As has been noted earlier, lots of other factors (UNIX kernel code in
general, cache & tlb manipulation), may well consume much more time
than loading/storing registers.  On a 25MHz R3000, saving or restoring
the (32ish) CPU regs takes about 2-3 microseconds, as does save/restore of
the FP regs (which only happens when needed).   In a UNIX environment,
that is just plain irrelevant, compared to the rest.

However, total context-switch penalty is hardly irrelevant in some
multi-user environments where you have bunches of people running
vi/emacs, etc or X clients, i.e., where there are lots of processes that
handle a keystroke or two, do a small amount of work, and then
block waiting for the next character.
-- 
-john mashey	DISCLAIMER: <generic disclaimer, I speak for me only, etc>
UUCP: 	{ames,decwrl,prls,pyramid}!mips!mash  OR  mash@mips.com
DDD:  	408-991-0253 or 408-720-1700, x253
USPS: 	MIPS Computer Systems, 930 E. Arques, Sunnyvale, CA 94086

joe@rb-dc1.UUCP (Joe Hollinger) (05/10/88)

In article <28200140@urbsdc> aglew@urbsdc.Urbana.Gould.COM writes:
>
>>Disclaimer: I believe that RISC is the best solution to low order
>>multiprogramming (like my workstation).  But, there does seem to be this
>>application of uniprocessor high order multiprogramming that will not go
>>away (people wanting to put 40 users on a sun 4 and process control
>>with zillions of independent processes).
>
>Agree with your concern - many RISCs, especially those with register 
>windows, have greatly increased context switch penalties.
>
>
>Andy "Krazy" Glew.

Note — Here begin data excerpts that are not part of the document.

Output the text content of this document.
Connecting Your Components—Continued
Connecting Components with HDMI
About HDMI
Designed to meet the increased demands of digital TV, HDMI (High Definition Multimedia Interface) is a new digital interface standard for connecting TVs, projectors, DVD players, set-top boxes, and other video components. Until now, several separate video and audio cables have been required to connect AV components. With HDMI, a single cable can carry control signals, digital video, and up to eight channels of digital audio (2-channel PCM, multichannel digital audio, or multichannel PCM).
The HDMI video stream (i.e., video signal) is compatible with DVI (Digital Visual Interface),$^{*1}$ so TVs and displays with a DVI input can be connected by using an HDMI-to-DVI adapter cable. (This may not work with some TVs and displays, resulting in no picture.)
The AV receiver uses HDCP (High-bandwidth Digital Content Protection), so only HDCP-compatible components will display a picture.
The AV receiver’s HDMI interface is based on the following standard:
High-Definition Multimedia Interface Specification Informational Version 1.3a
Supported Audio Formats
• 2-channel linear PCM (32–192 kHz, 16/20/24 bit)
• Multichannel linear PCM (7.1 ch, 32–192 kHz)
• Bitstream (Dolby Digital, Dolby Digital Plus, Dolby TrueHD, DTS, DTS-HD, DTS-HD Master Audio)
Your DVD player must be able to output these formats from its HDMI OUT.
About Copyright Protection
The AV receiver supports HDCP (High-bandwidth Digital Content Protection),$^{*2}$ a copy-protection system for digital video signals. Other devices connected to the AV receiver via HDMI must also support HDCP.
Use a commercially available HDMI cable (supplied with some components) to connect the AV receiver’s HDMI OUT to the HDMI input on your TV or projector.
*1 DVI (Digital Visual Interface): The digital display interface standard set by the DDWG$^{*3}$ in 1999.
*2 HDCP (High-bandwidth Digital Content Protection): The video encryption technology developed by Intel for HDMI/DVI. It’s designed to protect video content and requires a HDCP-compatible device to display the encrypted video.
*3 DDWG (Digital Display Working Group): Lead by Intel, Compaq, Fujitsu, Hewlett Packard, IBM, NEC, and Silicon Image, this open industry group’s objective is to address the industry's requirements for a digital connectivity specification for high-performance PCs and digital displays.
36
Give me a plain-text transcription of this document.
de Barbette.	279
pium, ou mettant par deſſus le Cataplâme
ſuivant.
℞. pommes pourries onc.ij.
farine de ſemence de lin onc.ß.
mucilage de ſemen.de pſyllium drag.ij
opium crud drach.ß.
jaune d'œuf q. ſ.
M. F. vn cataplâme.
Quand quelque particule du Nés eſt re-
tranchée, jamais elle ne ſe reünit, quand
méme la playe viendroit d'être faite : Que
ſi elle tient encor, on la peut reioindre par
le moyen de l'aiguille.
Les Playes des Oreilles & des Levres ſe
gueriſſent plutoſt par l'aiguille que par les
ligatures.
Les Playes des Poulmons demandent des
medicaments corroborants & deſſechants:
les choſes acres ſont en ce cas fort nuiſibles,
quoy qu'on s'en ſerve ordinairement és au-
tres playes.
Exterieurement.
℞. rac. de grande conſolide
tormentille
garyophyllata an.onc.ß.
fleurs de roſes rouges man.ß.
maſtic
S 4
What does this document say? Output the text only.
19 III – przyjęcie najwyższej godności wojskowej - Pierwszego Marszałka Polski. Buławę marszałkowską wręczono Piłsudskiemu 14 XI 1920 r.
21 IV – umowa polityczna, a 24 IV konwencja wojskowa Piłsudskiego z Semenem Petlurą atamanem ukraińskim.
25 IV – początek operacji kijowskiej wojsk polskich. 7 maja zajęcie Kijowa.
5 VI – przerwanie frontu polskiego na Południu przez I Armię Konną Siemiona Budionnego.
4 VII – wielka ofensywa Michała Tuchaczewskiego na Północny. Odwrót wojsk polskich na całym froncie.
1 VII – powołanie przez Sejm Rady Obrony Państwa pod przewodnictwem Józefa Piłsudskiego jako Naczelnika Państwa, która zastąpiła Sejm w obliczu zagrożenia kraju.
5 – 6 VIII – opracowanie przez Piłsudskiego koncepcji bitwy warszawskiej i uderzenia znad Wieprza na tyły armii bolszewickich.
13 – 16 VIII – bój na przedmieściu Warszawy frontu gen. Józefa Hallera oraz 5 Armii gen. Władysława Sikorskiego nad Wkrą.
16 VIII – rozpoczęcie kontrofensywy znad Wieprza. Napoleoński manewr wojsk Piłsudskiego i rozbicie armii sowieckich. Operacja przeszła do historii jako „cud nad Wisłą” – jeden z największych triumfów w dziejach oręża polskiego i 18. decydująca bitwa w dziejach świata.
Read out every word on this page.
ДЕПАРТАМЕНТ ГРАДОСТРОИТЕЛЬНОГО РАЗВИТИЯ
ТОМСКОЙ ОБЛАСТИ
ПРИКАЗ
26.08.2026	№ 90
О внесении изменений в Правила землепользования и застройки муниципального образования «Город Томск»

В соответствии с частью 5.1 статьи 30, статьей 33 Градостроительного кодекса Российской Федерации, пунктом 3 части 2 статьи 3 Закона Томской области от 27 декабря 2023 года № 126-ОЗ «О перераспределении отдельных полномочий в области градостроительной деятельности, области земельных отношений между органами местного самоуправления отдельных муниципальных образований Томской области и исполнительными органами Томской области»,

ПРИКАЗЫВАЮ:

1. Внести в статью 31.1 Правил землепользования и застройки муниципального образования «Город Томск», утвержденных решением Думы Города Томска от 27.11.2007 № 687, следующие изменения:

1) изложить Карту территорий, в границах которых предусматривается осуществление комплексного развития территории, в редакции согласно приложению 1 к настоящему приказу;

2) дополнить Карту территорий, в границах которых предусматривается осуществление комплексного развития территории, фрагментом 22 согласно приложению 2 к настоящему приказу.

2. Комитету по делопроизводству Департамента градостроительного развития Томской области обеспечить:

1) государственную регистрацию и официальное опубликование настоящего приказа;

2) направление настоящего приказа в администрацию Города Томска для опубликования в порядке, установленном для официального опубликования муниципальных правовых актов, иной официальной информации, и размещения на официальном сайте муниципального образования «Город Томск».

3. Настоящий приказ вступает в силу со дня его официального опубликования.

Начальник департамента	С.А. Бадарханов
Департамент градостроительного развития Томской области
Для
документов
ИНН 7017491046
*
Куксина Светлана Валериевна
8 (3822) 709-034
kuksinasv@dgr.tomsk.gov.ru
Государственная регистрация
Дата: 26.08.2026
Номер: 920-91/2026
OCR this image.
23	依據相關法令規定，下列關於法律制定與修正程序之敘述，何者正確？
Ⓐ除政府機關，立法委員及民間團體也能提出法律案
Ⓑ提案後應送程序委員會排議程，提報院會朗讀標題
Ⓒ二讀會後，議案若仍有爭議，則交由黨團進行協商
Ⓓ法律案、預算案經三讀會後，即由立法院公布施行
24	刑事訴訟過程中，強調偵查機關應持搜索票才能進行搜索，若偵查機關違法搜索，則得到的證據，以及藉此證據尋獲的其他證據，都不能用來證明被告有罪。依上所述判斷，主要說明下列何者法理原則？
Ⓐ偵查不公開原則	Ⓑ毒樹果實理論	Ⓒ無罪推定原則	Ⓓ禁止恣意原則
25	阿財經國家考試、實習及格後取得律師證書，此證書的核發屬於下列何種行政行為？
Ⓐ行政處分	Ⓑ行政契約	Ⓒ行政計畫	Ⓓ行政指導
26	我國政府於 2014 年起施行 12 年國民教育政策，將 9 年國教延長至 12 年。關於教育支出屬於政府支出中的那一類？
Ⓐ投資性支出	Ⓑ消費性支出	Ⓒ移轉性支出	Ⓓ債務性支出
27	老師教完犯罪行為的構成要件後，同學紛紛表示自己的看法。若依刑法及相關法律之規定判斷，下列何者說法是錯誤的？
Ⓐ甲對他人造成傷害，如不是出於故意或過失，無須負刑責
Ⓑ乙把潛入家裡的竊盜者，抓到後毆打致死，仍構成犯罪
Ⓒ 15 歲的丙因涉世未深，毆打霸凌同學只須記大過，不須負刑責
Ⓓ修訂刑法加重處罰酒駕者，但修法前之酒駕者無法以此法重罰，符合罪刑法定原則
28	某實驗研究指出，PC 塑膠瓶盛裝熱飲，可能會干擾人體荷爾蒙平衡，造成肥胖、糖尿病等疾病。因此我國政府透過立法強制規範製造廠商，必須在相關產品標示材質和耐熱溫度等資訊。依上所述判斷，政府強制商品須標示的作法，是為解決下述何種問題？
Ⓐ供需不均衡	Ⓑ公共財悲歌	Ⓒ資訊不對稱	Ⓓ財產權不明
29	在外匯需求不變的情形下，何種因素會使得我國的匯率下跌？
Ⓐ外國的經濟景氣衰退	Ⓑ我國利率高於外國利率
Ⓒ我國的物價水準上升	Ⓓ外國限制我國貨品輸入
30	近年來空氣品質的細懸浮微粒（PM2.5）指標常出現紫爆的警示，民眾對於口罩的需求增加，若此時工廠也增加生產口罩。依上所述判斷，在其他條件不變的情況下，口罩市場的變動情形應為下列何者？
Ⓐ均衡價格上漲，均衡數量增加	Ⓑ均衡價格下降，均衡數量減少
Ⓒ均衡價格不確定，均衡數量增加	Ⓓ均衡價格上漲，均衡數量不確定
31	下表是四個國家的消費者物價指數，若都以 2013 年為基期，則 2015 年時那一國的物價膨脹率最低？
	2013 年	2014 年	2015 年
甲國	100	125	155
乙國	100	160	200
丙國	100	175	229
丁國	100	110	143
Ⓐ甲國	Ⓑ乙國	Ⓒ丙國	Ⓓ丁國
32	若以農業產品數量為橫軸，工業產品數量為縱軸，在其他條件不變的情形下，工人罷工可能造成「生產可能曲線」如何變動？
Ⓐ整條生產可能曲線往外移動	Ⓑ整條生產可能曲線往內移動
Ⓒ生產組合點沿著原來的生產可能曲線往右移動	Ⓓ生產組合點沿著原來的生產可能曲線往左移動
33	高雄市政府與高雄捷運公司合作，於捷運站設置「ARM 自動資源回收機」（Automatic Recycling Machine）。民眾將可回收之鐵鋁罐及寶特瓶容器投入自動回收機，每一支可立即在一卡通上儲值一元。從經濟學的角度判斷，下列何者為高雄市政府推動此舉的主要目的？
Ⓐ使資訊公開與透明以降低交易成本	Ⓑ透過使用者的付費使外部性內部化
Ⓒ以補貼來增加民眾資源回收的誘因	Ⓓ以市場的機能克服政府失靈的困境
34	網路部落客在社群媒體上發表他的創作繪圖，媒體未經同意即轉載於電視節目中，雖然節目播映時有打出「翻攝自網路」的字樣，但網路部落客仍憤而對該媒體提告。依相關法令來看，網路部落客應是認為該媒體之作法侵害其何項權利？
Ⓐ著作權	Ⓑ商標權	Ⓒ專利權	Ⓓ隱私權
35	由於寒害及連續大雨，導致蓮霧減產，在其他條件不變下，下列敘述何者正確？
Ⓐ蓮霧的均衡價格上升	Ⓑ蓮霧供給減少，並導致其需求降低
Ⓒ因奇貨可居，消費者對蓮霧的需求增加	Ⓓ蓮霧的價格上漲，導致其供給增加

Gould CSD-Urbana.    1101 E. University, Urbana, IL 61801   
>    aglew@gould.com     	- preferred, if you have MX records
>    aglew@xenurus.gould.com     - if you don't
>    ...!ihnp4!uiucuxc!ccvaxa!aglew  - paths may still be the only way

	This is not always true, however.  The Celerity processor
	maintains multiple register windows.  Each bank of the 
	register window set is associated with a process.  Context
	switching is often faster than more traditional processors.

	Another solution to this problem is flushing and filling the
	register file in the background. Often context switching is
	a laborious enough procedure that this type of operation can
	proceed in parallel with the other housekeeping that has to
	be done.  I don't know of any RISC designs that do this.

	I'm not disagreeing, just pointing out the alternatives.


					Joe Hollinger